The Bank of England had waded into the rather heated debate regarding the long-term mortgage products many lenders are now offering. There’s been a distinct rise in the number of banks and building societies offering 30-year and 35-year mortgage repayment. Though supposedly to help bring down the monthly costs of repayment, the BOA warned that longer mortgage terms do little other than “store up problems for the future”.
One of the biggest issues highlighted in the report was the way in which longer mortgage repayment periods could have a huge impact on the pension savings of borrowers.

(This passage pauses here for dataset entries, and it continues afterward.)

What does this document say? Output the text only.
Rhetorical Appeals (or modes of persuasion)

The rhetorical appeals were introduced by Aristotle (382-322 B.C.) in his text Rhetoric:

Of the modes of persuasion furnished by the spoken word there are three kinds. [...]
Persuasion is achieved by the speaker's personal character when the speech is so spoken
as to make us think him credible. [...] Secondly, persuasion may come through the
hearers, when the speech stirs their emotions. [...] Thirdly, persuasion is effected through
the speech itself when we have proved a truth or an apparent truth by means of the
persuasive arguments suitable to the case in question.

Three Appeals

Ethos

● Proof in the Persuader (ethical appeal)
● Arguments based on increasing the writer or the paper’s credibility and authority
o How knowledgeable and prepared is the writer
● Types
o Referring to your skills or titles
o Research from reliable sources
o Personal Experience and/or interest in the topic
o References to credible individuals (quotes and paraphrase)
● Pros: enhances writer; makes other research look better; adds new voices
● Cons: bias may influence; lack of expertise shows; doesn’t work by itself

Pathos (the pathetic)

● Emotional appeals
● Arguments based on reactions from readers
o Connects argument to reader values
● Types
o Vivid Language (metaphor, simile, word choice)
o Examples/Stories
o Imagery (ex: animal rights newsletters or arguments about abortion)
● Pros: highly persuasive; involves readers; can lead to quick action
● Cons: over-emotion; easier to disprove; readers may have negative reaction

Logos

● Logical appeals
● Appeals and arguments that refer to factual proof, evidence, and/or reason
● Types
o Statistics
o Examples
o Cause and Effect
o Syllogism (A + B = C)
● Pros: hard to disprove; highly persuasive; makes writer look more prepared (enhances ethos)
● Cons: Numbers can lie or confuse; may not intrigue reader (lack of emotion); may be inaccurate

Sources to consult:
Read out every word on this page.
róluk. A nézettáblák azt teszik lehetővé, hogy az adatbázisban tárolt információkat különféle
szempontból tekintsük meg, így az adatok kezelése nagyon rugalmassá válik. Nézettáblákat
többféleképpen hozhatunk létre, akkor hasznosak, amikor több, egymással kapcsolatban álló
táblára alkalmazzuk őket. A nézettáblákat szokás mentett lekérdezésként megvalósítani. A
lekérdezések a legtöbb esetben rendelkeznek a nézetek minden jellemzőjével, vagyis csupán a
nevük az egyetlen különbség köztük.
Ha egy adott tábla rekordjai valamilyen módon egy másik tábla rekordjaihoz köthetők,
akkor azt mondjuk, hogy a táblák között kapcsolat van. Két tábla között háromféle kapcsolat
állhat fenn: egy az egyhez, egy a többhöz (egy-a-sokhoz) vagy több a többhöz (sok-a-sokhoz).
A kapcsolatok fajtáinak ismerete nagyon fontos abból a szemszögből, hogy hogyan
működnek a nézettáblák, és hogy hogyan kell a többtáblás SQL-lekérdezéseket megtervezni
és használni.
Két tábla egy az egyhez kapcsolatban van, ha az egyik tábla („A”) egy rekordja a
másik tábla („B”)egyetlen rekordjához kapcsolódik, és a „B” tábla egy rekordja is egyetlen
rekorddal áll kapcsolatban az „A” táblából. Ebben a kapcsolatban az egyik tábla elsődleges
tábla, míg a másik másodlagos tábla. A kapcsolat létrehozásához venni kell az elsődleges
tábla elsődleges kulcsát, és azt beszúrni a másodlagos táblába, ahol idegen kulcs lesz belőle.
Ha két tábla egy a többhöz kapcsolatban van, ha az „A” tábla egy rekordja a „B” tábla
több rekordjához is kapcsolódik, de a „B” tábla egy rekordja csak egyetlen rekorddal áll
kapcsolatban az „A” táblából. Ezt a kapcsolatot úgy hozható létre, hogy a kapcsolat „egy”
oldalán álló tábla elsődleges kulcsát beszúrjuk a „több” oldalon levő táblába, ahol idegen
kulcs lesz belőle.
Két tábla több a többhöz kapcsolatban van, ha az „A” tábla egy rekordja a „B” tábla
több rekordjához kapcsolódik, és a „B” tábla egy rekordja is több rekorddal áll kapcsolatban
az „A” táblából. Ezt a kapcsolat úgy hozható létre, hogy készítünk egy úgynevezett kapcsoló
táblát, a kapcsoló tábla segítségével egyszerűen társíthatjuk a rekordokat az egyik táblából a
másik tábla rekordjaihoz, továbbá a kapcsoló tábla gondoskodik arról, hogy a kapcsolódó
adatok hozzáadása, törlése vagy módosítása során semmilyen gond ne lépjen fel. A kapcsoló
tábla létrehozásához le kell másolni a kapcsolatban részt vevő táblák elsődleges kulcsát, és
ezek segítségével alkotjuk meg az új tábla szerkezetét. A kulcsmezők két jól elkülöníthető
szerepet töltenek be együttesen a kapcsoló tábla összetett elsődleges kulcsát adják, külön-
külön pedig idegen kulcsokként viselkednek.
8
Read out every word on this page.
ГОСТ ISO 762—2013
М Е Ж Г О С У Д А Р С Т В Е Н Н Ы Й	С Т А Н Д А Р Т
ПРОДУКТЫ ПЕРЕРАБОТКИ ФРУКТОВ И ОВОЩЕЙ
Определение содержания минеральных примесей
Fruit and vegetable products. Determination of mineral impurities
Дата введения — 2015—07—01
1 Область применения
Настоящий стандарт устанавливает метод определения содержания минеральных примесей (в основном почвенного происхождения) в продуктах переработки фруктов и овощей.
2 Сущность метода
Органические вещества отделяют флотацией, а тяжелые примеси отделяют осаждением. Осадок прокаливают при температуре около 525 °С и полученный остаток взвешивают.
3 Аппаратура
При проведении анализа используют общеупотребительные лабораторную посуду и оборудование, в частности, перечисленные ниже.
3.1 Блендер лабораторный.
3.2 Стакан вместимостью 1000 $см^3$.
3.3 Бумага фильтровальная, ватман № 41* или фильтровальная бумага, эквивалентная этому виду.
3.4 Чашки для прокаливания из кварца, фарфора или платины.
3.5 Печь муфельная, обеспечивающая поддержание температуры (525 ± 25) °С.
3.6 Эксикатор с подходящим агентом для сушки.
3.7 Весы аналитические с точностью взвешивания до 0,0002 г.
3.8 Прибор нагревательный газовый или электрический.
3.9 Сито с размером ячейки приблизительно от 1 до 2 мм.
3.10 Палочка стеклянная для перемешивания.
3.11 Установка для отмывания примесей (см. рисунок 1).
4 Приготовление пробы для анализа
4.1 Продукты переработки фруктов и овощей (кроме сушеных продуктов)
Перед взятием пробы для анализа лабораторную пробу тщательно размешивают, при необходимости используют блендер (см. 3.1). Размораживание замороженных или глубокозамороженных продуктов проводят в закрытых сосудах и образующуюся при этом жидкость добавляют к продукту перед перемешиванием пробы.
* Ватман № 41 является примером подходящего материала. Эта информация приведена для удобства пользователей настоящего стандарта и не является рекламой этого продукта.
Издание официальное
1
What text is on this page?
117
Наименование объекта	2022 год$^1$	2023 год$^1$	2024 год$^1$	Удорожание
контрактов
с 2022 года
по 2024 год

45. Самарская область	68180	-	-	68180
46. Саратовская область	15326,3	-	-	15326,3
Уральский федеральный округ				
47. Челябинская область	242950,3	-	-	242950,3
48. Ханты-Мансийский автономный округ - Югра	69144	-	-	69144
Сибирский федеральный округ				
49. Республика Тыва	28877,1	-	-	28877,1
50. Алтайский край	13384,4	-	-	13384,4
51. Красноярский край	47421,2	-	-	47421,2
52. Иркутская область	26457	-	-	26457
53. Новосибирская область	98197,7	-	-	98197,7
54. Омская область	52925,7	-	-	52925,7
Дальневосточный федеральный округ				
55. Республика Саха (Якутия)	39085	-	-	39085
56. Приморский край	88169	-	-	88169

By extending mortgage repayments into old age, it becomes necessary to meet them with retirement funds, which may already be stretched to their limits.
But what was interesting was how the report didn’t highlight the way in which longer mortgage repayment periods also mean massively higher overall interest payments for the borrower.
In the UK, mortgages have been offered with a standard repayment period of 25 years for several decades. However, as house prices continue to rise, borrowers have been seeking realistic ways of bringing down their monthly mortgage bills in order to get on the housing ladder. In response, banks are now routinely offering repayment periods of up to 35 years. But in doing so, the overall costs payable by the borrower skyrocketed.
Take, for example, a smaller loan of £100,000, charged at a rate of 4.5% with an initial charge of £500. Over the course of 25 years, monthly repayments would be around £556, and the total amount payable would be £167,250. By contrast, up to a 35-year mortgage, while monthly payments are reduced modestly to £473, the total amount to repay increases to £199,250, an increase of £32,000 and double the amount borrowed.
In the case of a larger loan, say £400,000, with the same interest rate and fee, the change is even more dramatic. If paid back over 25 years, you’d be looking at £2,223 per month and a total repayment amount of £667,500. Over the course of 35 years, monthly repayments come down to £1,893, but the total repayment amount increases to £795,550, a hike of nearly £130,000.
But it’s not just in the UK that this is happening, either. In most countries where wage growth is being outpaced by house price inflation, longer mortgages are being offered to bring monthly repayment amounts down. It’s particularly prevalent in Sweden and Japan, where mortgages are available with repayment terms of more than 100 years.
As far as the Bank of England is concerned, those considering signing a long-term mortgage today need to think very carefully about tomorrow. Lower monthly repayments are all well and good, but not if they make it difficult to get by in later life. Plus, the longer the mortgage term, the longer the period during which your home is at risk of repossession if you fall behind on your payments.